Le Rampe del Petraio, il cui nome deriva dalla natura pietrosa del territorio su cui sono sorte, iniziano dal Corso Vittorio Emanuele, nei pressi del Complesso monastico di suor Orsola Benincasa e giungono nei pressi della Certosa di San Martino. Iniziate tra il XVI-XVII secolo servivano per collegare il Vomero al quartiere di Chiaia. Lungo queste scale è possibile ammirare gli eleganti palazzi liberty del Vomero e i tipici “bassi” napoletani che, a differenza di quelli del centro “Addò nun ce sta luce manco a mieziuorno” qui hanno terrazzini e finestre panoramiche.
Calata San Francesco è una via gradinata che ha subito delle modifiche sia nel nome che nella struttura.
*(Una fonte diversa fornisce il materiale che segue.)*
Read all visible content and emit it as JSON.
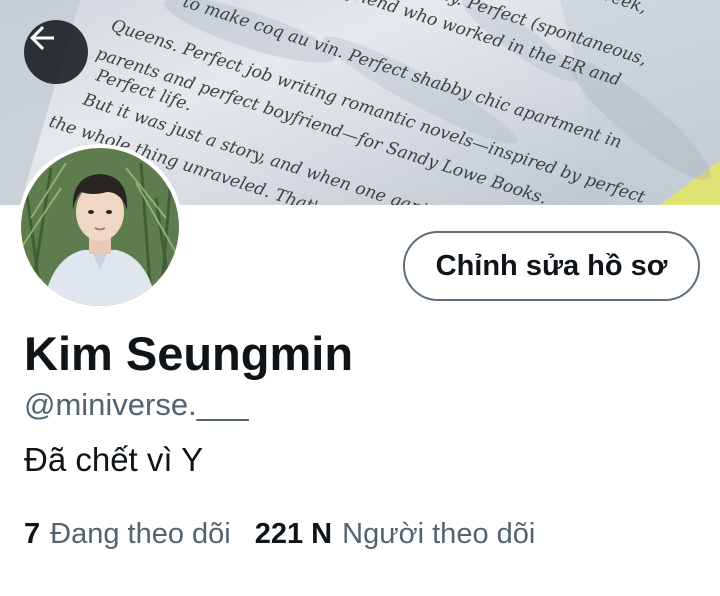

Anticamente era detta “La grande via che discende a Chiaia”, successivamente prese l’attuale nome dal vicino Complesso di San Francesco degli Scarioni. La scalinata aveva inizio dalla zona costiera, l’odierna via Arco Mirelli e conduceva al Vomero. Oggi i gradini sono presenti solo nel tratto compreso tra il corso Vittorio Emanuele e via Belvedere, poiché il tratto inferiore fu trasformato in una semplice discesa.
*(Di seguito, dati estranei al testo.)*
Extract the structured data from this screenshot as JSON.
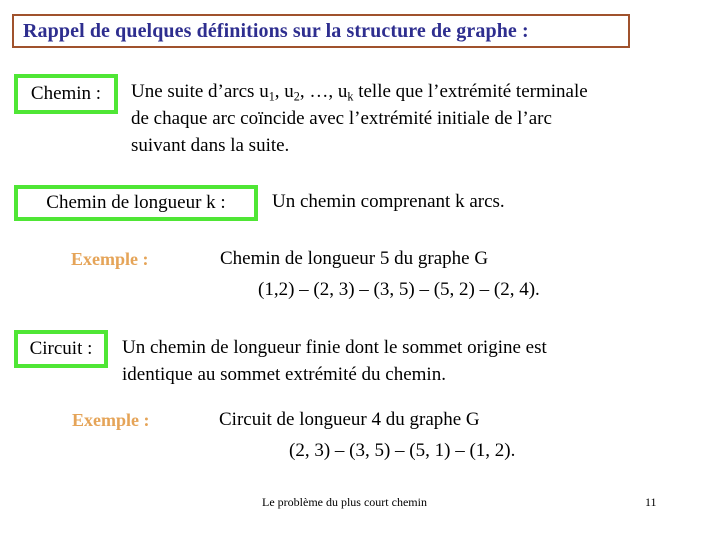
{
  "slide": {
    "title": "Rappel de quelques définitions sur la structure de graphe :",
    "title_border_color": "#A0522D",
    "title_text_color": "#2E2E8F",
    "box_border_color": "#4FE635",
    "example_label_color": "#E5A458"
  },
  "definitions": [
    {
      "term": "Chemin :",
      "body_part1": "Une suite d’arcs u",
      "sub1": "1",
      "body_part2": ", u",
      "sub2": "2",
      "body_part3": ", …, u",
      "sub3": "k",
      "body_part4": " telle que l’extrémité terminale",
      "line2": "de chaque arc coïncide avec l’extrémité initiale de l’arc",
      "line3": "suivant dans la suite."
    },
    {
      "term": "Chemin de longueur k :",
      "body": "Un chemin comprenant k arcs."
    },
    {
      "term": "Circuit :",
      "line1": "Un chemin de longueur finie dont le sommet origine est",
      "line2": "identique au sommet extrémité du chemin."
    }
  ],
  "examples": [
    {
      "label": "Exemple :",
      "line1": "Chemin de longueur 5 du graphe G",
      "line2": "(1,2) – (2, 3) – (3, 5) – (5, 2) – (2, 4)."
    },
    {
      "label": "Exemple :",
      "line1": "Circuit de longueur 4 du graphe G",
      "line2": "(2, 3) – (3, 5) – (5, 1) – (1, 2)."
    }
  ],
  "footer": {
    "text": "Le problème du plus court chemin",
    "page_number": "11"
  }
}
Questi percorsi sono i più famosi ai camminatori, ma ne abbiamo altri meno noti ed altrettanto suggestivi. Le scale di “Rompicollo” o Gradoni di Santa Maria Apparente sono un viaggio in un percorso nuovo, di cui si sente parlare molto poco se non dagli abitanti di Via Palizzi e del limitrofo Petraio: le scale di “rompicollo”. L’appellativo nasce dal fatto che non sia una passeggiata agevole. Adiacenti al Petraio e dunque spesso con esso confuse, le scale di rompicollo si chiamano in realtà Gradoni di Santa Maria Apparente. Tra edifici signorili e scale sgarrupate, quasi invalicabili, Napoli ci conduce da Via Filippo Palizzi al Corso Vittorio Emanuele. Il borgo è abbellito dalla presenza della cinquecentesca Chiesa di Santa Maria Apparente. La scalinata di Marechiaro. Posillipo e Marechiaro sono due zone di Napoli pullulanti di scalinate bellissime, con panorami meravigliosi, che collegano la città al mare. La lunga camminata che porta dalla Posillipo residenziale al borgo incantato e romantico di Marechiaro, dove ci sono gli storici ristoranti di pesce come “Cicciotto”, è suggestiva e faticosa.
Salita Cacciottoli. Tra i percorsi più incredibili, c’è una scalinata del Seicento che mette in comunicazione il Vomero e Piazza Olivella a Montesanto. L’incuria ha tenuto nell’ombra questa difficile e bella passeggiata i cui scorci ricordano il Vomero antico, quando era una collina selvaggia. Il percorso non è lunghissimo, ma fornisce al visitatore una scorciatoia utilissima.
Napoli nasconde bellezze nel suo ventre sotterraneo, ma anche sulle sue pendici. Esplorarle a piedi significa conoscere le parti più caratteristiche e vere di una città troppo spesso inesplorata dai propri abitanti.